Ravoxsg / SummaReranker

Source code for SummaReranker (ACL 2022)

MIT License

24 stars 10 forks source link

How can I find the data files? #2

Closed LisaWang0306 closed 2 years ago

LisaWang0306 commented 2 years ago

Running the program needs data files in /data/mathieu/DATASETS/RedditTIFU/data/en/, how can I get those files?

Ravoxsg commented 2 years ago

Hi @LisaWang0306 , you need to generate the data (=summary candidates) first. This is done in src/candidate_generation/main_candidate_generation.py This will generate num_beams candidate for each source document in the dataset.
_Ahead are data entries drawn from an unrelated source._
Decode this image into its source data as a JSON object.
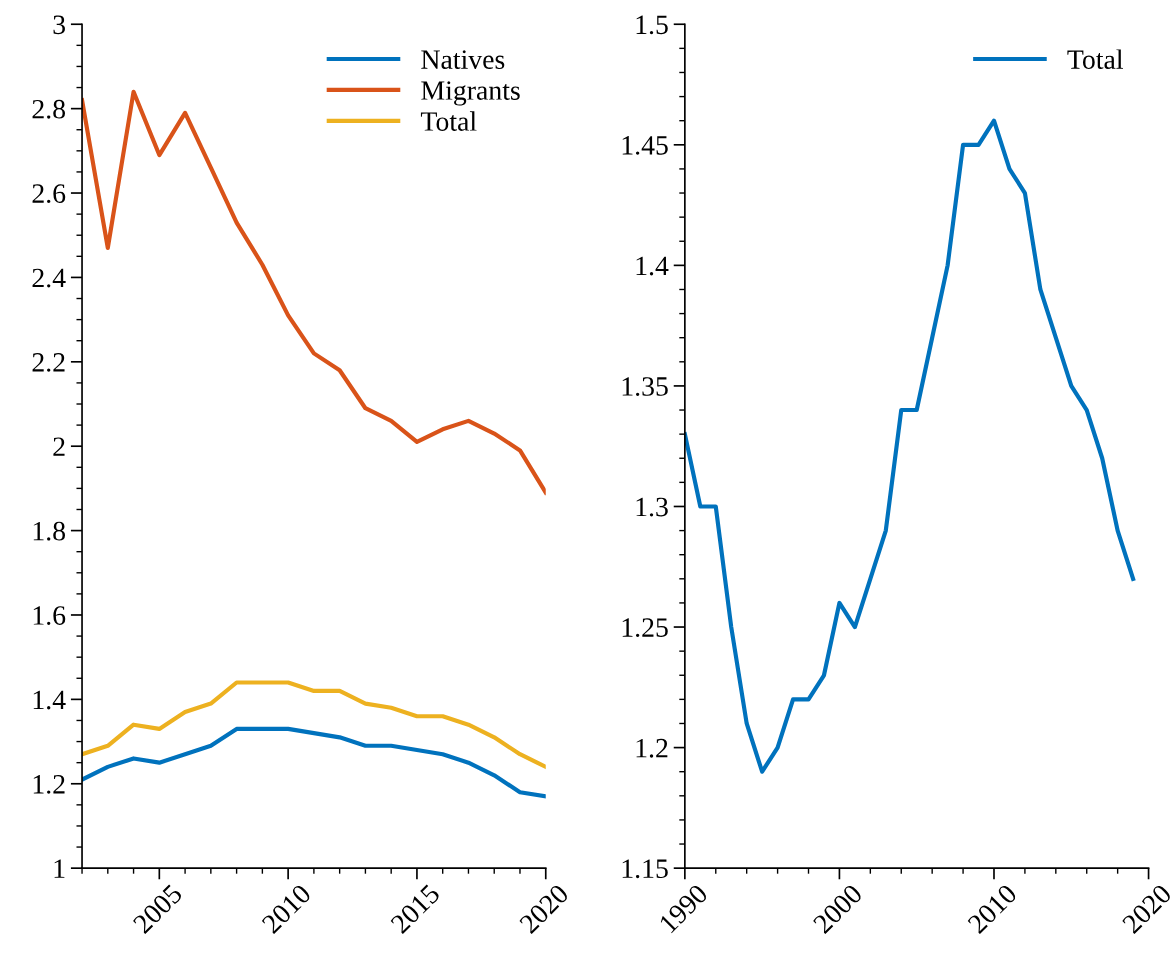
{
  "chart_data": [
    {
      "type": "line",
      "x": [
        2002,
        2003,
        2004,
        2005,
        2006,
        2007,
        2008,
        2009,
        2010,
        2011,
        2012,
        2013,
        2014,
        2015,
        2016,
        2017,
        2018,
        2019,
        2020
      ],
      "series": [
        {
          "name": "Natives",
          "color": "#0072bd",
          "values": [
            1.21,
            1.24,
            1.26,
            1.25,
            1.27,
            1.29,
            1.33,
            1.33,
            1.33,
            1.32,
            1.31,
            1.29,
            1.29,
            1.28,
            1.27,
            1.25,
            1.22,
            1.18,
            1.17
          ]
        },
        {
          "name": "Migrants",
          "color": "#d95319",
          "values": [
            2.82,
            2.47,
            2.84,
            2.69,
            2.79,
            2.66,
            2.53,
            2.43,
            2.31,
            2.22,
            2.18,
            2.09,
            2.06,
            2.01,
            2.04,
            2.06,
            2.03,
            1.99,
            1.89
          ]
        },
        {
          "name": "Total",
          "color": "#edb120",
          "values": [
            1.27,
            1.29,
            1.34,
            1.33,
            1.37,
            1.39,
            1.44,
            1.44,
            1.44,
            1.42,
            1.42,
            1.39,
            1.38,
            1.36,
            1.36,
            1.34,
            1.31,
            1.27,
            1.24
          ]
        }
      ],
      "xlim": [
        2002,
        2020
      ],
      "xticks": [
        2005,
        2010,
        2015,
        2020
      ],
      "ylim": [
        1,
        3
      ],
      "yticks": [
        1,
        1.2,
        1.4,
        1.6,
        1.8,
        2,
        2.2,
        2.4,
        2.6,
        2.8,
        3
      ],
      "legend": "top right",
      "grid": false,
      "marker": "none",
      "line_style": "solid"
    },
    {
      "type": "line",
      "x": [
        1990,
        1991,
        1992,
        1993,
        1994,
        1995,
        1996,
        1997,
        1998,
        1999,
        2000,
        2001,
        2002,
        2003,
        2004,
        2005,
        2006,
        2007,
        2008,
        2009,
        2010,
        2011,
        2012,
        2013,
        2014,
        2015,
        2016,
        2017,
        2018,
        2019
      ],
      "series": [
        {
          "name": "Total",
          "color": "#0072bd",
          "values": [
            1.33,
            1.3,
            1.3,
            1.25,
            1.21,
            1.19,
            1.2,
            1.22,
            1.22,
            1.23,
            1.26,
            1.25,
            1.27,
            1.29,
            1.34,
            1.34,
            1.37,
            1.4,
            1.45,
            1.45,
            1.46,
            1.44,
            1.43,
            1.39,
            1.37,
            1.35,
            1.34,
            1.32,
            1.29,
            1.27
          ]
        }
      ],
      "xlim": [
        1990,
        2020
      ],
      "xticks": [
        1990,
        2000,
        2010,
        2020
      ],
      "ylim": [
        1.15,
        1.5
      ],
      "yticks": [
        1.15,
        1.2,
        1.25,
        1.3,
        1.35,
        1.4,
        1.45,
        1.5
      ],
      "legend": "top right",
      "grid": false,
      "marker": "none",
      "line_style": "solid"
    }
  ]
}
Then, you need to score these candidates to evaluate the re-ranking. This is done in src/candidate_generation/main_scores.py

Let me know if you need any help running these scripts.

Hannibal046 commented 2 years ago

Hi, when executing src/candidate_generation/main_candidate_generation.py, it gives following error. So could you please share a sample file to show how do you organize your data file ? It seems each line of txt file is a article-summary pair ?

FileNotFoundError: [Errno 2] No such file or directory: '/data/mathieu/DATASETS/RedditTIFU/data/en/val_text.txt'

LisaWang0306 commented 2 years ago

Hi @Ravoxsg, thanks for your reply! I have the same question with @Hannibal046. The RedditTIFU dataset I find is a large json file. How do you organize it to txt files? Thanks!

Ravoxsg commented 2 years ago

Hi guys @Hannibal046 and @LisaWang0306 I've added a new script main_download_dataset.py which downloads the dataset from HuggingFace datasets, and saves it into .txt files. Have a look at it there: https://github.com/Ravoxsg/SummaReranker/blob/main/src/candidate_generation/main_download_dataset.py

I've also updated the Readme accordingly.

Please note: you need to change every path flagged by a todo symbol in all the python files starting with main (main_download_dataset.py, main_candidate_generation.py, main_scores.py, etc).

Ravoxsg commented 2 years ago

These paths specify where you want to save the files (dataset files, generated summaries, summary scores, etc etc).

Ravoxsg commented 2 years ago

I typically save them outside of the code repository.

Ravoxsg commented 2 years ago

@Hannibal046 @LisaWang0306 I refactored to relative paths, should be easier to follow all steps. Lmk.